Christopher Pike, |
Alosha is the first book in a series of young adult novels centered around the adventures of 13-year-old Alison "Ali" Warner.
Ali lives with her truck driver father in the small town of Breakwater, which is nestled between the ocean and the snow-capped summit of Pete's Peak. Ali's mother was killed in a strange car crash a year prior to the opening of the tale and Ali is still coming to grips with her absence. Filling out the main cast are Ali's very good friends, Cindy and Steve, plus another schoolmate, Karl, on whom Ali has a teenage crush.
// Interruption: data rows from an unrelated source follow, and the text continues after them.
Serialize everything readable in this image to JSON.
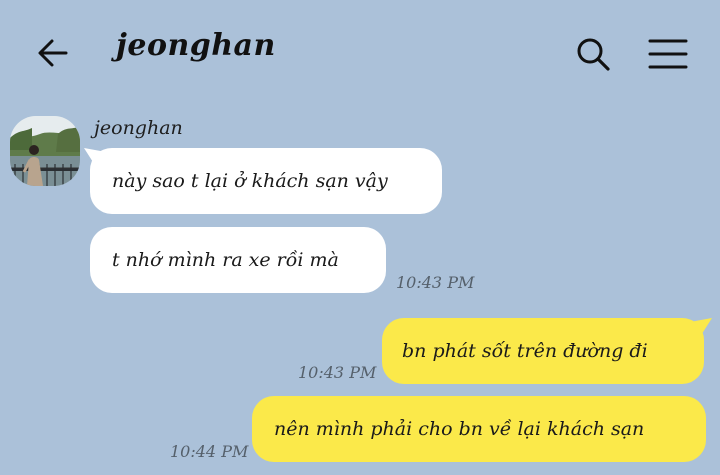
{
  "header": {
    "title": "jeonghan",
    "back_icon": "arrow-left-icon",
    "search_icon": "search-icon",
    "menu_icon": "hamburger-menu-icon"
  },
  "messages": [
    {
      "direction": "incoming",
      "text": "này sao t lại ở khách sạn vậy",
      "time": ""
    },
    {
      "direction": "incoming",
      "text": "t nhớ mình ra xe rồi mà",
      "time": "10:43 PM"
    },
    {
      "direction": "outgoing",
      "text": "bn phát sốt trên đường đi",
      "time": "10:43 PM"
    },
    {
      "direction": "outgoing",
      "text": "nên mình phải cho bn về lại khách sạn",
      "time": "10:44 PM"
    }
  ],
  "sender": {
    "name": "jeonghan"
  },
  "colors": {
    "background": "#abc1d9",
    "incoming_bubble": "#ffffff",
    "outgoing_bubble": "#fbe94a",
    "timestamp": "#55606b"
  }
}
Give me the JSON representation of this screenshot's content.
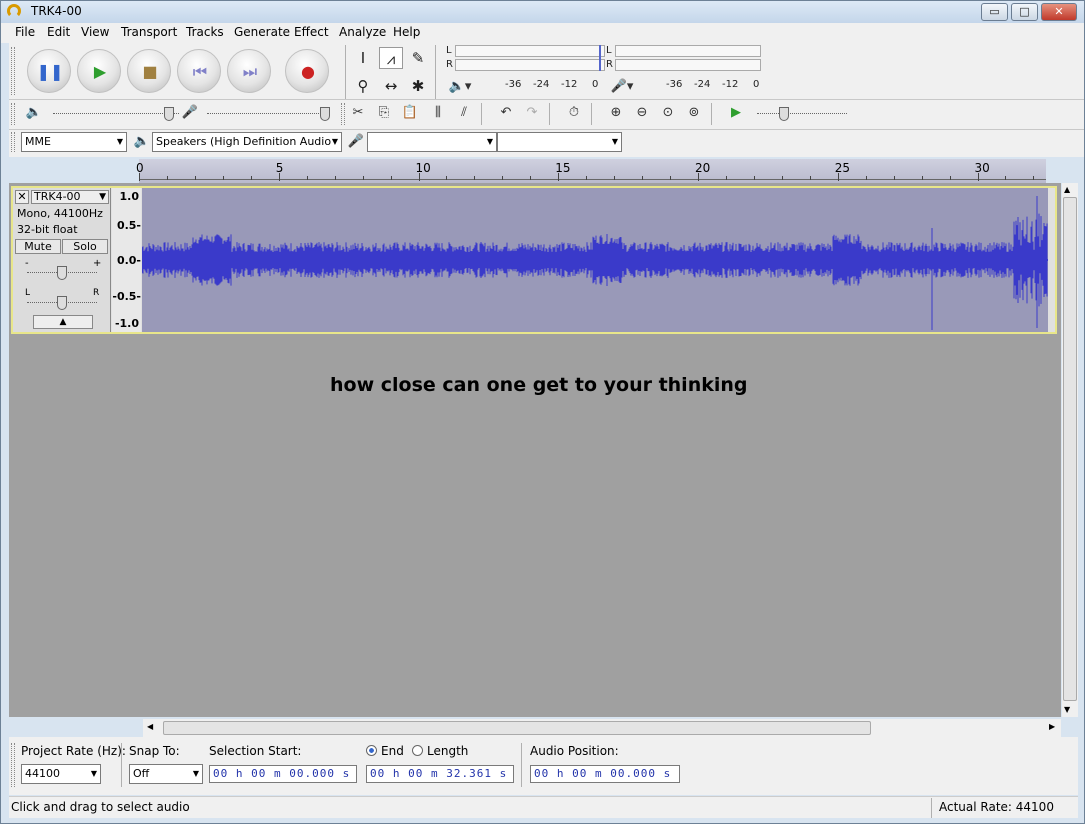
{
  "window": {
    "title": "TRK4-00",
    "minimize": "▭",
    "maximize": "□",
    "close": "✕"
  },
  "menu": [
    "File",
    "Edit",
    "View",
    "Transport",
    "Tracks",
    "Generate",
    "Effect",
    "Analyze",
    "Help"
  ],
  "transport": {
    "buttons": [
      {
        "name": "pause-button",
        "glyph": "❚❚",
        "color": "#3366cc"
      },
      {
        "name": "play-button",
        "glyph": "▶",
        "color": "#2e9e2e"
      },
      {
        "name": "stop-button",
        "glyph": "■",
        "color": "#a08040"
      },
      {
        "name": "skip-start-button",
        "glyph": "⏮",
        "color": "#8080c8"
      },
      {
        "name": "skip-end-button",
        "glyph": "⏭",
        "color": "#8080c8"
      },
      {
        "name": "record-button",
        "glyph": "●",
        "color": "#cc2222"
      }
    ]
  },
  "meters": {
    "playback": {
      "l": "L",
      "r": "R"
    },
    "record": {
      "l": "L",
      "r": "R"
    },
    "scale": [
      "-36",
      "-24",
      "-12",
      "0"
    ]
  },
  "device": {
    "host": "MME",
    "output": "Speakers (High Definition Audio",
    "input": "",
    "channels": ""
  },
  "ruler": {
    "ticks": [
      "0",
      "5",
      "10",
      "15",
      "20",
      "25",
      "30"
    ]
  },
  "track": {
    "name": "TRK4-00",
    "info1": "Mono, 44100Hz",
    "info2": "32-bit float",
    "mute": "Mute",
    "solo": "Solo",
    "gain_minus": "-",
    "gain_plus": "+",
    "pan_l": "L",
    "pan_r": "R",
    "scale": [
      "1.0",
      "0.5-",
      "0.0-",
      "-0.5-",
      "-1.0"
    ],
    "wave_color": "#3a3aca"
  },
  "caption": "how close can one get to your thinking",
  "selection": {
    "project_rate_label": "Project Rate (Hz):",
    "project_rate": "44100",
    "snap_label": "Snap To:",
    "snap": "Off",
    "start_label": "Selection Start:",
    "end_label": "End",
    "length_label": "Length",
    "position_label": "Audio Position:",
    "start": "00 h 00 m 00.000 s",
    "end": "00 h 00 m 32.361 s",
    "position": "00 h 00 m 00.000 s"
  },
  "status": {
    "hint": "Click and drag to select audio",
    "rate": "Actual Rate: 44100"
  }
}
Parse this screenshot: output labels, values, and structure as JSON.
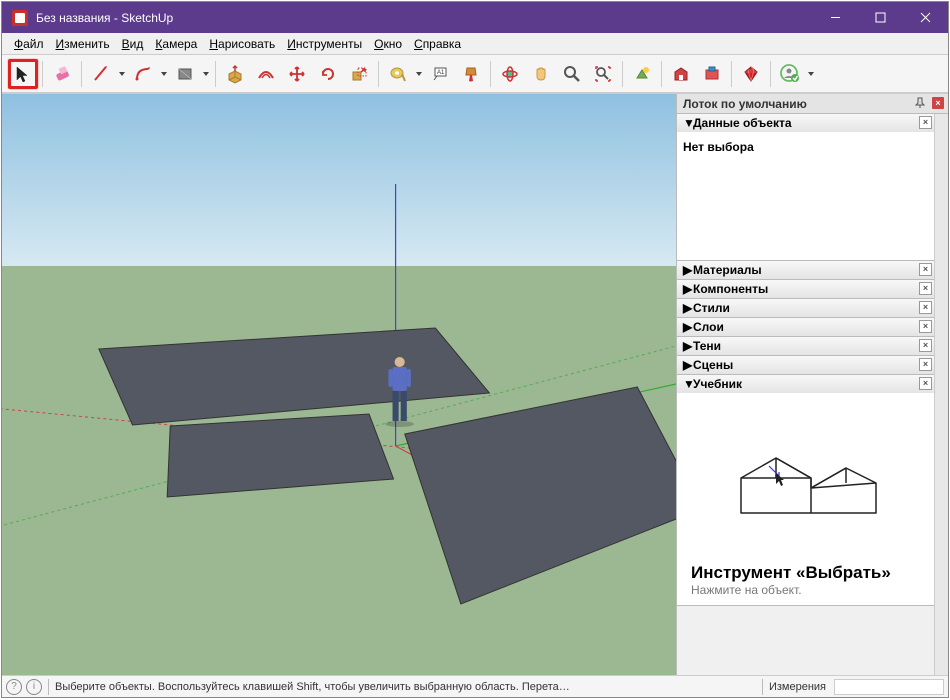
{
  "window": {
    "title": "Без названия - SketchUp"
  },
  "menu": {
    "file": "Файл",
    "edit": "Изменить",
    "view": "Вид",
    "camera": "Камера",
    "draw": "Нарисовать",
    "tools": "Инструменты",
    "window": "Окно",
    "help": "Справка"
  },
  "toolbar": {
    "select": "select",
    "eraser": "eraser",
    "line": "line",
    "arc": "arc",
    "shape": "shape",
    "pushpull": "pushpull",
    "offset": "offset",
    "move": "move",
    "rotate": "rotate",
    "scale": "scale",
    "tape": "tape",
    "text": "text",
    "paint": "paint",
    "orbit": "orbit",
    "pan": "pan",
    "zoom": "zoom",
    "zoomextents": "zoomextents",
    "addloc": "addloc",
    "warehouse": "warehouse",
    "extensions": "extensions",
    "ruby": "ruby",
    "user": "user"
  },
  "tray": {
    "title": "Лоток по умолчанию",
    "entity": {
      "title": "Данные объекта",
      "empty": "Нет выбора"
    },
    "materials": {
      "title": "Материалы"
    },
    "components": {
      "title": "Компоненты"
    },
    "styles": {
      "title": "Стили"
    },
    "layers": {
      "title": "Слои"
    },
    "shadows": {
      "title": "Тени"
    },
    "scenes": {
      "title": "Сцены"
    },
    "instructor": {
      "title": "Учебник",
      "tool_title": "Инструмент «Выбрать»",
      "tool_sub": "Нажмите на объект."
    }
  },
  "statusbar": {
    "hint": "Выберите объекты. Воспользуйтесь клавишей Shift, чтобы увеличить выбранную область. Перета…",
    "measure_label": "Измерения"
  }
}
Ali is passionate about the forest surrounding her hometown and wants to protect it from what she sees as unnecessary logging taking place on the lower slopes. It's a passion her friends don't fully share, and in the opening chapters of Alosha Ali finds herself biking up to the logging camp solo, planning to stage a one-girl protest. Suddenly her world is thrown into terrifying turmoil when Ali is trapped by a landslide she believes was purposely triggered -- by a bigfoot, or three.
Ali manages to escape and proceeds to convince her friends to help her document the existence of the bigfoot family. But things just keep getting stranger, and more dangerous, as first a leprechaun, then fairies, trolls and elves take aim at Ali and her pals and their emerging quest to save the human world from destruction.
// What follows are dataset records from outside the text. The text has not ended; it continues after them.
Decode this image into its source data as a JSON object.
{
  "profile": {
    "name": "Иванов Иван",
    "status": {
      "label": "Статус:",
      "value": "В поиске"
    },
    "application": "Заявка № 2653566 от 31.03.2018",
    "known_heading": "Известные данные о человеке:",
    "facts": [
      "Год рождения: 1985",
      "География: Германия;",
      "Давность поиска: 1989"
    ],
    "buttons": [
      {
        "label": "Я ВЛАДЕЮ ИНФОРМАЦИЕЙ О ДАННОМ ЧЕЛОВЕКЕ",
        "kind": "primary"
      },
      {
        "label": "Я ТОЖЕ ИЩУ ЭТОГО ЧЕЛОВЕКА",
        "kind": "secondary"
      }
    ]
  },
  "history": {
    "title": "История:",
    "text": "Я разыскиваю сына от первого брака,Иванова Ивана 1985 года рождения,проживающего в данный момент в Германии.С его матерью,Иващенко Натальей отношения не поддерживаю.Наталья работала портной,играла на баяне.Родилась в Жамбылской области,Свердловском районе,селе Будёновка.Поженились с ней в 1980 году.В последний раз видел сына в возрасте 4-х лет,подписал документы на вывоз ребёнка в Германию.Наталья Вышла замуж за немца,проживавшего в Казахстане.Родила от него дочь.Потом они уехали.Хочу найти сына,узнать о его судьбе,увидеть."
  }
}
There are a lot of fantasy novels aimed at teen and pre-teen readers, and standing out from the crowd takes a mixture of authorial skill and good luck. Christopher Pike has been writing for the YA audience for some 20 years so I expected his narrative skills to be more than adequate to carry this story. But I was underwhelmed by Alosha, which struck me as an entirely ordinary book. The characters are reasonably well crafted but no more than that. The plot is standard fantasy fare and the landscape, always an important component in a fantasy quest, is too sketchily presented. The combination of these components adds up to a distinctly bland book.
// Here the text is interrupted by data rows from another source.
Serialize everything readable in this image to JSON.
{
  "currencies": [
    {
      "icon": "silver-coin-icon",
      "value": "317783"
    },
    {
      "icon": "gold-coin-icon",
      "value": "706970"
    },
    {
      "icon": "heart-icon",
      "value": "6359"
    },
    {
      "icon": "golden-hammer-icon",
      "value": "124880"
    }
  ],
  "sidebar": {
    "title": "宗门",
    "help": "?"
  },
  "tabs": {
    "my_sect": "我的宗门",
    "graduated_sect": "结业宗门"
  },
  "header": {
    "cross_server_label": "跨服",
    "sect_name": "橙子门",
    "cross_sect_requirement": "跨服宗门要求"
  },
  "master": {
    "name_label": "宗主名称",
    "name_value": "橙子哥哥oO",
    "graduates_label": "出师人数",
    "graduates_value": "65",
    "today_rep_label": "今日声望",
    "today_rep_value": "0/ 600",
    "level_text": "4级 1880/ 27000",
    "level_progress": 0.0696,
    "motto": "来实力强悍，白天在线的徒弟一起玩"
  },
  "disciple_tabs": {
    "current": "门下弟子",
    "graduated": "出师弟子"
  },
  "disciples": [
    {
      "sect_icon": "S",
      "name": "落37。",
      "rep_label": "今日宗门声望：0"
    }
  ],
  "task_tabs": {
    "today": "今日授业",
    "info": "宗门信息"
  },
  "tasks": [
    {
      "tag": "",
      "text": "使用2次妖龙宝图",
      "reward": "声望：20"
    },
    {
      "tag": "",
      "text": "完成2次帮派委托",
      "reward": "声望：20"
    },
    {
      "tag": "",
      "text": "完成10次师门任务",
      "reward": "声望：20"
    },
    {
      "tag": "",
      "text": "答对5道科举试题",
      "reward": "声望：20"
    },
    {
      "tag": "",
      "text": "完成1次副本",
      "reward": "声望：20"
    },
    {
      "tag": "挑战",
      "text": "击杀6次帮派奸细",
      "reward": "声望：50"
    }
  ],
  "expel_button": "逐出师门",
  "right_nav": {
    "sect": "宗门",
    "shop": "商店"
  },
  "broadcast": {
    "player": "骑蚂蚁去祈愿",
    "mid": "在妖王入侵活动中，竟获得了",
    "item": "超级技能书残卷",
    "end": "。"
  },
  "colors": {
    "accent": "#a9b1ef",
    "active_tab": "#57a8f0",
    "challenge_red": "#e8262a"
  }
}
Pike doesn't manage to make up for the deficiencies in his plotting through stylistic panache. The writing is competent, but it doesn't excite; Pike seems overly fond of similes. Although, thankfully, he uses the word "like" correctly, it's scattered through the text with a frequency that might well sound completely comfortable to today's teens and tweens. I found the reliance on this particular figure of speech a bit tedious, however. And there are too many instances of similes that fail to clarify the image -- "The white mist rushed toward her like steam blown from the cheeks of an ice monster." Right, now I know what it looks like.
As the novel moves toward its inevitable climax the instances of convenient plot twists and simplistic characterization increase considerably. Villains make stupid mistakes or give in too easily under the pressure of Ali's developing competence with magic. The whole thing feels rushed, as though Pike was over-anxious to move on to the second book in the series. I don't think I'll be rushing out to pick it up. There's too much out there that would elicit a more enthusiastic review blurb than the one that graces Alosha's cover, "[Has] many plot twists and plenty of excitement."